Politik

Sozialminsiterin Emilia Müller freut sich, dass Bayerns Bürger "sich in vielen Bereichen die besten Lebensbedingungen in Deutschland" geschaffen haben. (Foto: dpa)

04.11.2015

Ausgeschlossen vom Wirtschaftsaufschwung

Neuer Sozialbericht: Im bundesweiten Vergleich steht Bayern zwar bestens da: Aber auch im Freistaat sind immer mehr Menschen von Armut bedroht

In Bayern sind nach offiziellen Angaben immer mehr Menschen von Armut bedroht. Nach dem neuesten Sozialbericht, den das Sozialministerium am Mittwoch vorgelegt hat, waren im Jahr 2013 rund 1,76 Millionen Menschen im Freistaat armutsgefährdet - gut 40000 mehr als im Jahr zuvor. Die Quote stieg von 14,1 auf 14,6 Prozent. Als armutsgefährdet gilt, wer mit weniger als 60 Prozent des mittleren Einkommens der gesamten Bevölkerung in Bayern auskommen muss. Besonders von Armut bedroht sind Alleinerziehende und Ein-Personen-Haushalte, vor allem Menschen über 65 Jahre. 

Im bundesweiten Vergleich weist Bayern allerdings die niedrigste Quote auf.
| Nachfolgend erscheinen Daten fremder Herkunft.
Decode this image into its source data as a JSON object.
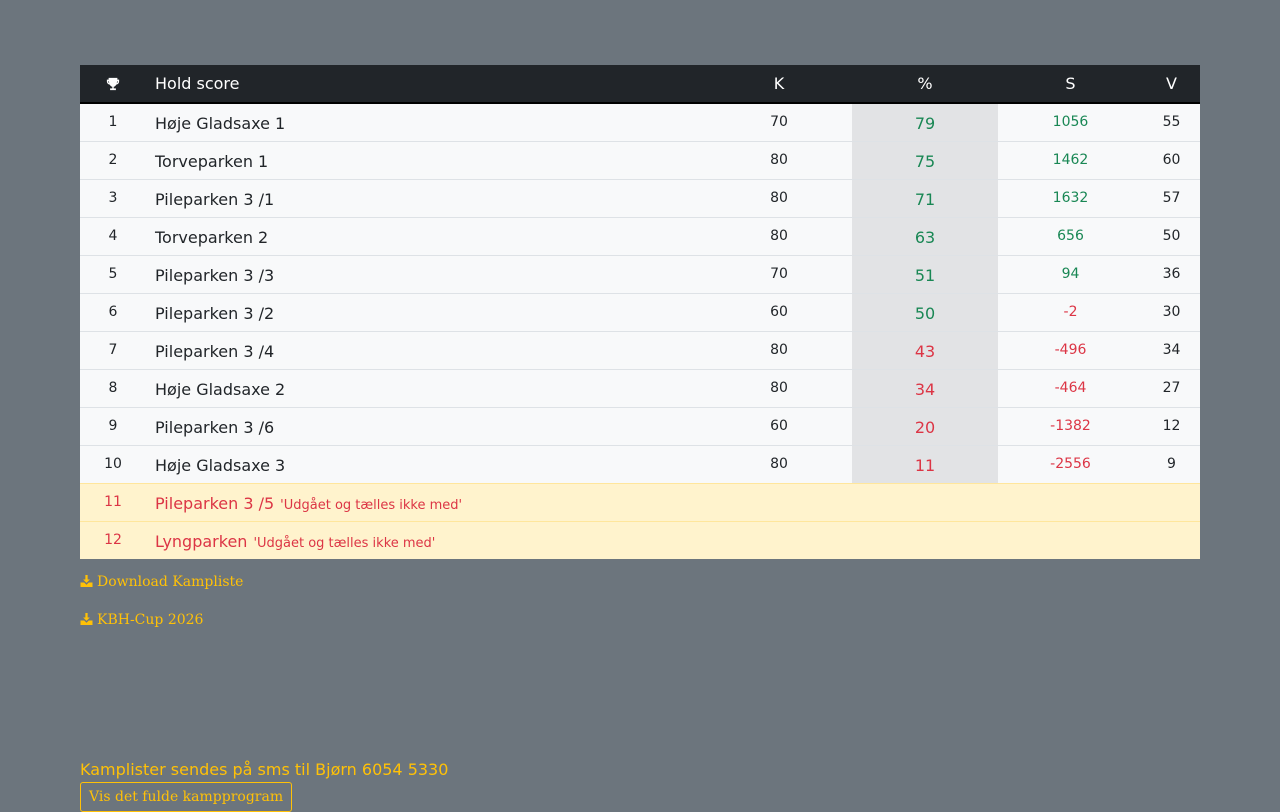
{
  "table": {
    "headers": {
      "name": "Hold score",
      "k": "K",
      "pct": "%",
      "s": "S",
      "v": "V"
    },
    "rows": [
      {
        "rank": "1",
        "name": "Høje Gladsaxe 1",
        "k": "70",
        "pct": "79",
        "s": "1056",
        "v": "55"
      },
      {
        "rank": "2",
        "name": "Torveparken 1",
        "k": "80",
        "pct": "75",
        "s": "1462",
        "v": "60"
      },
      {
        "rank": "3",
        "name": "Pileparken 3 /1",
        "k": "80",
        "pct": "71",
        "s": "1632",
        "v": "57"
      },
      {
        "rank": "4",
        "name": "Torveparken 2",
        "k": "80",
        "pct": "63",
        "s": "656",
        "v": "50"
      },
      {
        "rank": "5",
        "name": "Pileparken 3 /3",
        "k": "70",
        "pct": "51",
        "s": "94",
        "v": "36"
      },
      {
        "rank": "6",
        "name": "Pileparken 3 /2",
        "k": "60",
        "pct": "50",
        "s": "-2",
        "v": "30"
      },
      {
        "rank": "7",
        "name": "Pileparken 3 /4",
        "k": "80",
        "pct": "43",
        "s": "-496",
        "v": "34"
      },
      {
        "rank": "8",
        "name": "Høje Gladsaxe 2",
        "k": "80",
        "pct": "34",
        "s": "-464",
        "v": "27"
      },
      {
        "rank": "9",
        "name": "Pileparken 3 /6",
        "k": "60",
        "pct": "20",
        "s": "-1382",
        "v": "12"
      },
      {
        "rank": "10",
        "name": "Høje Gladsaxe 3",
        "k": "80",
        "pct": "11",
        "s": "-2556",
        "v": "9"
      }
    ],
    "withdrawn": [
      {
        "rank": "11",
        "name": "Pileparken 3 /5",
        "note": "'Udgået og tælles ikke med'"
      },
      {
        "rank": "12",
        "name": "Lyngparken",
        "note": "'Udgået og tælles ikke med'"
      }
    ]
  },
  "downloads": {
    "kampliste": "Download Kampliste",
    "cup": "KBH-Cup 2026"
  },
  "footer": {
    "sms": "Kamplister sendes på sms til Bjørn 6054 5330",
    "full_program": "Vis det fulde kampprogram"
  },
  "colors": {
    "positive": "#198754",
    "negative": "#dc3545",
    "accent": "#ffc107",
    "header_bg": "#212529",
    "page_bg": "#6c757d"
  },
  "icons": {
    "header": "trophy-icon",
    "download": "download-icon"
  }
}
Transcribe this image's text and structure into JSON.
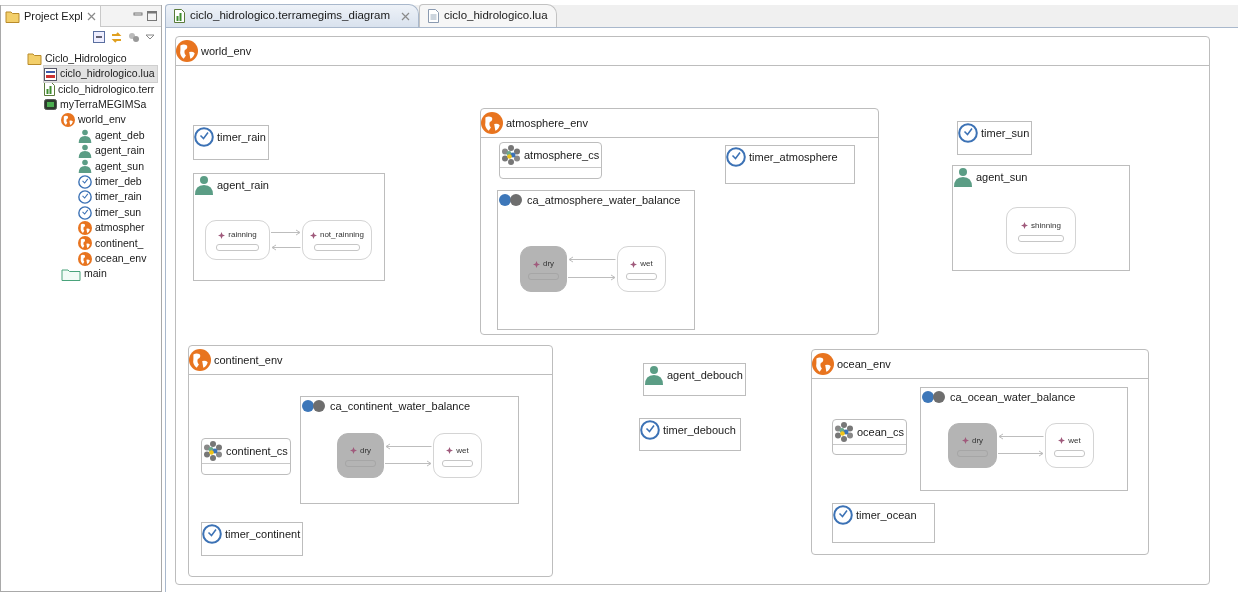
{
  "explorer": {
    "title": "Project Expl",
    "tree": [
      {
        "label": "Ciclo_Hidrologico",
        "kind": "project",
        "selected": false,
        "children": [
          {
            "label": "ciclo_hidrologico.lua",
            "kind": "lua",
            "selected": true
          },
          {
            "label": "ciclo_hidrologico.terr",
            "kind": "diagram",
            "selected": false
          },
          {
            "label": "myTerraMEGIMSa",
            "kind": "model",
            "selected": false,
            "children": [
              {
                "label": "world_env",
                "kind": "env",
                "selected": false,
                "children": [
                  {
                    "label": "agent_deb",
                    "kind": "agent",
                    "selected": false
                  },
                  {
                    "label": "agent_rain",
                    "kind": "agent",
                    "selected": false
                  },
                  {
                    "label": "agent_sun",
                    "kind": "agent",
                    "selected": false
                  },
                  {
                    "label": "timer_deb",
                    "kind": "timer",
                    "selected": false
                  },
                  {
                    "label": "timer_rain",
                    "kind": "timer",
                    "selected": false
                  },
                  {
                    "label": "timer_sun",
                    "kind": "timer",
                    "selected": false
                  },
                  {
                    "label": "atmospher",
                    "kind": "env",
                    "selected": false
                  },
                  {
                    "label": "continent_",
                    "kind": "env",
                    "selected": false
                  },
                  {
                    "label": "ocean_env",
                    "kind": "env",
                    "selected": false
                  }
                ]
              },
              {
                "label": "main",
                "kind": "main",
                "selected": false
              }
            ]
          }
        ]
      }
    ]
  },
  "tabs": [
    {
      "label": "ciclo_hidrologico.terramegims_diagram",
      "kind": "diagram",
      "selected": true
    },
    {
      "label": "ciclo_hidrologico.lua",
      "kind": "text",
      "selected": false
    }
  ],
  "diagram": {
    "kind": "env",
    "label": "world_env",
    "children": [
      {
        "kind": "timer",
        "label": "timer_rain"
      },
      {
        "kind": "agent",
        "label": "agent_rain",
        "states": [
          {
            "label": "rainning",
            "active": false
          },
          {
            "label": "not_rainning",
            "active": false
          }
        ]
      },
      {
        "kind": "env",
        "label": "atmosphere_env",
        "children": [
          {
            "kind": "cs",
            "label": "atmosphere_cs"
          },
          {
            "kind": "timer",
            "label": "timer_atmosphere"
          },
          {
            "kind": "ca",
            "label": "ca_atmosphere_water_balance",
            "states": [
              {
                "label": "dry",
                "active": true
              },
              {
                "label": "wet",
                "active": false
              }
            ]
          }
        ]
      },
      {
        "kind": "timer",
        "label": "timer_sun"
      },
      {
        "kind": "agent",
        "label": "agent_sun",
        "states": [
          {
            "label": "shinning",
            "active": false
          }
        ]
      },
      {
        "kind": "env",
        "label": "continent_env",
        "children": [
          {
            "kind": "cs",
            "label": "continent_cs"
          },
          {
            "kind": "ca",
            "label": "ca_continent_water_balance",
            "states": [
              {
                "label": "dry",
                "active": true
              },
              {
                "label": "wet",
                "active": false
              }
            ]
          },
          {
            "kind": "timer",
            "label": "timer_continent"
          }
        ]
      },
      {
        "kind": "agent",
        "label": "agent_debouch"
      },
      {
        "kind": "timer",
        "label": "timer_debouch"
      },
      {
        "kind": "env",
        "label": "ocean_env",
        "children": [
          {
            "kind": "cs",
            "label": "ocean_cs"
          },
          {
            "kind": "ca",
            "label": "ca_ocean_water_balance",
            "states": [
              {
                "label": "dry",
                "active": true
              },
              {
                "label": "wet",
                "active": false
              }
            ]
          },
          {
            "kind": "timer",
            "label": "timer_ocean"
          }
        ]
      }
    ]
  }
}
Gemessen am mittleren Einkommen in Gesamtdeutschland lag die Armutsgefährdungsquote im Freistaat 2013 bei 11,3 Prozent. In Westdeutschland lag die Quote bei 14,4 Prozent, im Osten bei 19,8 Prozent.

Besonders von Armut bedroht: Menschen über 65 und Alleinerziehende

In anderen Bereichen steht Bayern ohnehin blendend da: mit der geringsten Pro-Kopf-Verschuldung, der niedrigsten Arbeitslosenquote, der höchsten Erwerbstätigenquote - und dem höchsten Wohlstandsniveau. Das durchschnittliche Jahreseinkommen je Einwohner stieg auf 22800 Euro.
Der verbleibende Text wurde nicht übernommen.